The Insider: Issue 042

Good morning. This week, we step back about nine years to revisit a lesson in product positioning. And we take a breather from market data to hear some anecdotes from younger home buyers — aka, the bravest souls in the universe right now. It’s rough out there. Enjoy!


Last Week This Week


Look, you kinda know what’s up: The market is insane but possibly collecting itself, proptech valuations are experiencing shrinkage, and mortgage rates are in “a-historically high” territory.

So we thought we’d use this space to share some insights we gleaned from the Inman Disconnect event last week in Palm Springs:

  • Pretty much everyone thinks all offers will be cash offers in 10 years. This kind of makes sense: “Power Buying” seems to be an effective way to capture a mortgage origination, and taking the loan contingency off the table for sellers should make transactions happen with less complexity and more certainty — a good thing.

    But we wonder if we’re just going to reset the offer calculation at a new baseline. Today, cash beats contingent, hands-down. In the future, “real” cash (i.e. buyer cash not advanced by a power buyer) will beat “fake” cash (i.e., buyer cash advanced by a power buyer with fees/higher rates built in). Or it won’t matter. We’ll see, but we do tend to agree with this prediction and have been saying so for a long time now.

  • Many attendees reported a pullback in demand, but no one seemed particularly worried. A common sentiment was that there are still far more buyers than sellers, so the difference between, say, 10 offers on a listing to only 5 will keep home prices high. We think that take is too optimistic and puts too much stock in the assumption that we are locked in a housing shortage likely to last for years to come.

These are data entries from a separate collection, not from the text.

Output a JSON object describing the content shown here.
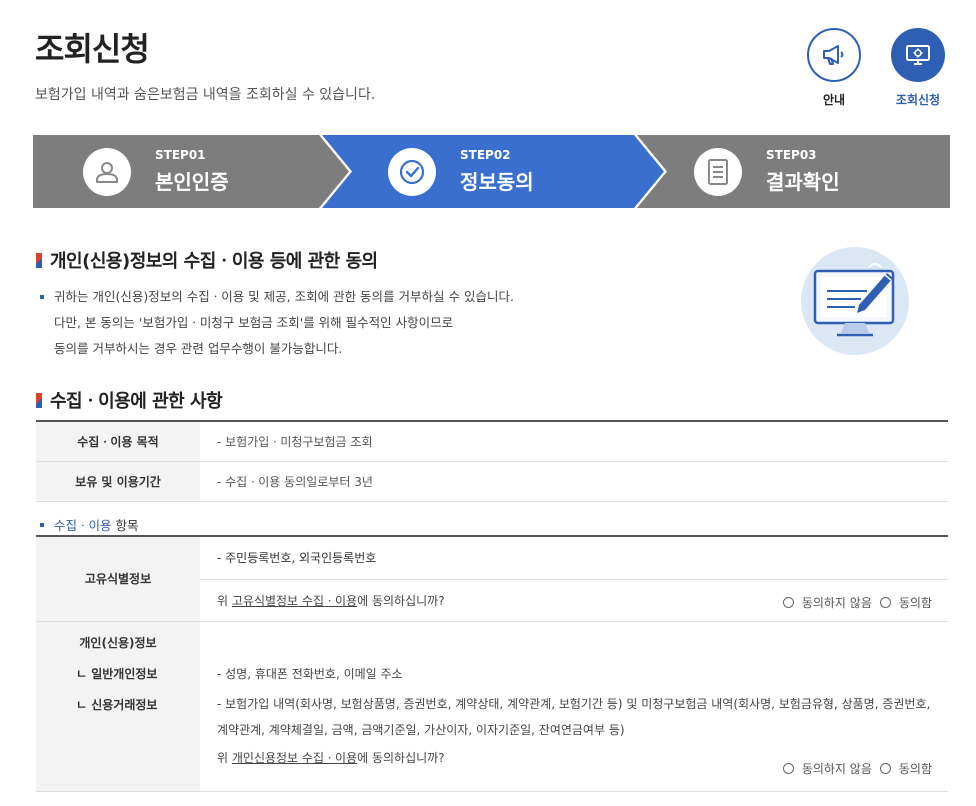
{
  "header": {
    "title": "조회신청",
    "subtitle": "보험가입 내역과 숨은보험금 내역을 조회하실 수 있습니다.",
    "guide_label": "안내",
    "inquiry_label": "조회신청",
    "guide_icon": "megaphone-icon",
    "inquiry_icon": "monitor-icon"
  },
  "steps": [
    {
      "num": "STEP01",
      "name": "본인인증",
      "icon": "person-icon"
    },
    {
      "num": "STEP02",
      "name": "정보동의",
      "icon": "check-circle-icon"
    },
    {
      "num": "STEP03",
      "name": "결과확인",
      "icon": "document-icon"
    }
  ],
  "consent": {
    "title": "개인(신용)정보의 수집ㆍ이용 등에 관한 동의",
    "lines": [
      "귀하는 개인(신용)정보의 수집ㆍ이용 및 제공, 조회에 관한 동의를 거부하실 수 있습니다.",
      "다만, 본 동의는 '보험가입ㆍ미청구 보험금 조회'를 위해 필수적인 사항이므로",
      "동의를 거부하시는 경우 관련 업무수행이 불가능합니다."
    ]
  },
  "collection": {
    "title": "수집ㆍ이용에 관한 사항",
    "rows": [
      {
        "label": "수집ㆍ이용 목적",
        "value": "- 보험가입ㆍ미청구보험금 조회"
      },
      {
        "label": "보유 및 이용기간",
        "value": "- 수집ㆍ이용 동의일로부터 3년"
      }
    ],
    "items_label_blue": "수집ㆍ이용",
    "items_label_rest": " 항목"
  },
  "items": {
    "unique": {
      "label": "고유식별정보",
      "value": "- 주민등록번호, 외국인등록번호",
      "question_pre": "위 ",
      "question_link": "고유식별정보 수집ㆍ이용",
      "question_post": "에 동의하십니까?"
    },
    "personal": {
      "label": "개인(신용)정보",
      "sub1": "ㄴ 일반개인정보",
      "sub2": "ㄴ 신용거래정보",
      "value1": "- 성명, 휴대폰 전화번호, 이메일 주소",
      "value2a": "- 보험가입 내역(회사명, 보험상품명, 증권번호, 계약상태, 계약관계, 보험기간 등) 및 미청구보험금 내역(회사명, 보험금유형, 상품명, 증권번호,",
      "value2b": "계약관계, 계약체결일, 금액, 금액기준일, 가산이자, 이자기준일, 잔여연금여부 등)",
      "question_pre": "위 ",
      "question_link": "개인신용정보 수집ㆍ이용",
      "question_post": "에 동의하십니까?"
    },
    "disagree_label": "동의하지 않음",
    "agree_label": "동의함"
  },
  "colors": {
    "accent": "#2f5fb3",
    "step_gray": "#7d7d7d",
    "step_active": "#3a6fd0"
  }
}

    The ranks of the pessimistic are growing. This piece that appeared on Seeking Alpha last week is a great example, and worth reading.

  • Folks are bullish on Web 3.0, the Metaverse, the Blockchain and NFTs — not in a hype-y, self-promoting way, but in a “yep, this is gonna be a thing, and it’s gonna be awesome” way. It’s easy to dismiss something like an NFT or a location in the Metaverse as worthless and stupid. But is a digital good people desire, feel good about, and can build a market around any less absurd than, say, a diamond? Think hard about that one before you respond. We did!

 


Have You Heard About This?


Word On The Millennial Home-Buying Street
With the prices of homes these days, you may be wondering exactly how Millennials are doing it. Are they forgoing spendy avocado toast? Hitting it big in crypto? Cashing in on parents? Exactly how is this generation getting into the most expensive market on record? Buzzfeed is here with some juicy anecdotes gathered from readers who’ve recently bought homes. Check out, "'I Got Hit By A Truck’ And 24 More Ways Millennials Became Homeowners'".

 

What's Inside


Be on the lookout for episode 2 of our Other Ways podcast, which helps you look into possible futures for U.S. real estate by looking around the world. This week: The Netherlands. Make sure to follow us on Spotify and Apple Podcasts.

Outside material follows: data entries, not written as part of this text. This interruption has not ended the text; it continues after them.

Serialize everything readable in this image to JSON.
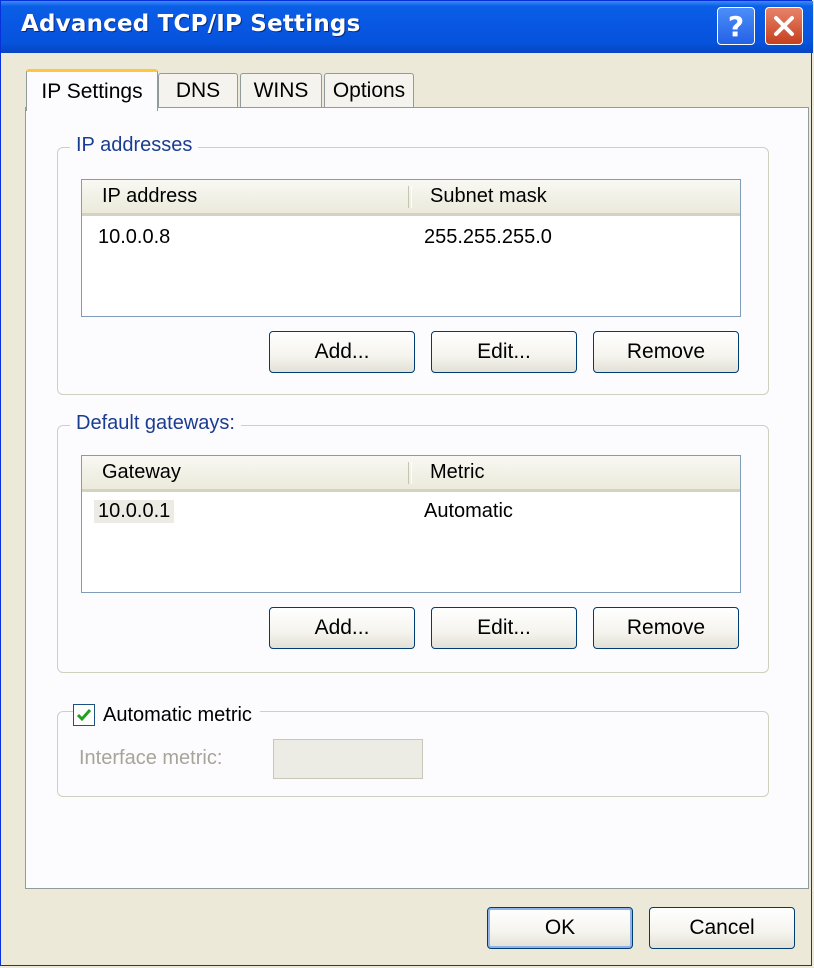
{
  "window": {
    "title": "Advanced TCP/IP Settings"
  },
  "titlebar_buttons": {
    "help": "?",
    "close": "close-icon"
  },
  "tabs": [
    {
      "label": "IP Settings",
      "active": true
    },
    {
      "label": "DNS",
      "active": false
    },
    {
      "label": "WINS",
      "active": false
    },
    {
      "label": "Options",
      "active": false
    }
  ],
  "ip_addresses": {
    "group_label": "IP addresses",
    "columns": [
      "IP address",
      "Subnet mask"
    ],
    "rows": [
      {
        "ip": "10.0.0.8",
        "mask": "255.255.255.0"
      }
    ],
    "buttons": {
      "add": "Add...",
      "edit": "Edit...",
      "remove": "Remove"
    }
  },
  "gateways": {
    "group_label": "Default gateways:",
    "columns": [
      "Gateway",
      "Metric"
    ],
    "rows": [
      {
        "gateway": "10.0.0.1",
        "metric": "Automatic"
      }
    ],
    "buttons": {
      "add": "Add...",
      "edit": "Edit...",
      "remove": "Remove"
    }
  },
  "metric": {
    "checkbox_label": "Automatic metric",
    "checked": true,
    "interface_label": "Interface metric:",
    "interface_value": ""
  },
  "footer": {
    "ok": "OK",
    "cancel": "Cancel"
  },
  "colors": {
    "titlebar": "#0856e2",
    "face": "#ece9d8",
    "group_title": "#1b3d91",
    "check": "#21a121"
  }
}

The recording of last Friday’s Live Webinar in which Brian shared takeaways from our recent consumer research on real estate advertising and Gen X will be posted later this week.

 



Inspiration Point


Are You Trying To Sell Saddles?
Sell the innovation, not the product. That’s the thesis of the memo that Stewart Butterfield sent out to the team at Tiny Speck, the makers of Slack, on July 31, 2013, two weeks before the launch of Slack’s “Preview Release”. While much of the working world knows what Slack is today, we didn’t then. We didn’t know we wanted it or needed it. And if they’d positioned it as “group chat” or a “communication platform” none of us would be using it now. Butterfield’s memo is a masterclass in product positioning. Figure out what you’re really selling by figuring out who you want your customers to become and articulating the rainbow on the other side of your product for them. For Slack, that was organizational transformation… meaning what you get is exactly that: an entirely new way to work that leaves many legacy systems in the dust. Fascinating and inspiring read.



A Woman’s Foot
Speaking of not selling saddles ====> Lululemon, the yoga and athleisure-wear giant beloved for everything from yoga pants to sports bras, is launching its first running shoe. The company enlisted Droga5 to produce the video marking the new product release, and it’s damn good. In 90 seconds flat, they’re selling a belief that a woman’s foot deserves a running shoe designed precisely for it, not one that’s been adapted from a men’s running shoe. You can see how they blazed right past the saddles and instead leaned much further into their lifestyle niche. Check it out.

 



Quote of the week


“The best — maybe the only? — real, direct measure of ‘innovation’ is change in human behavior.”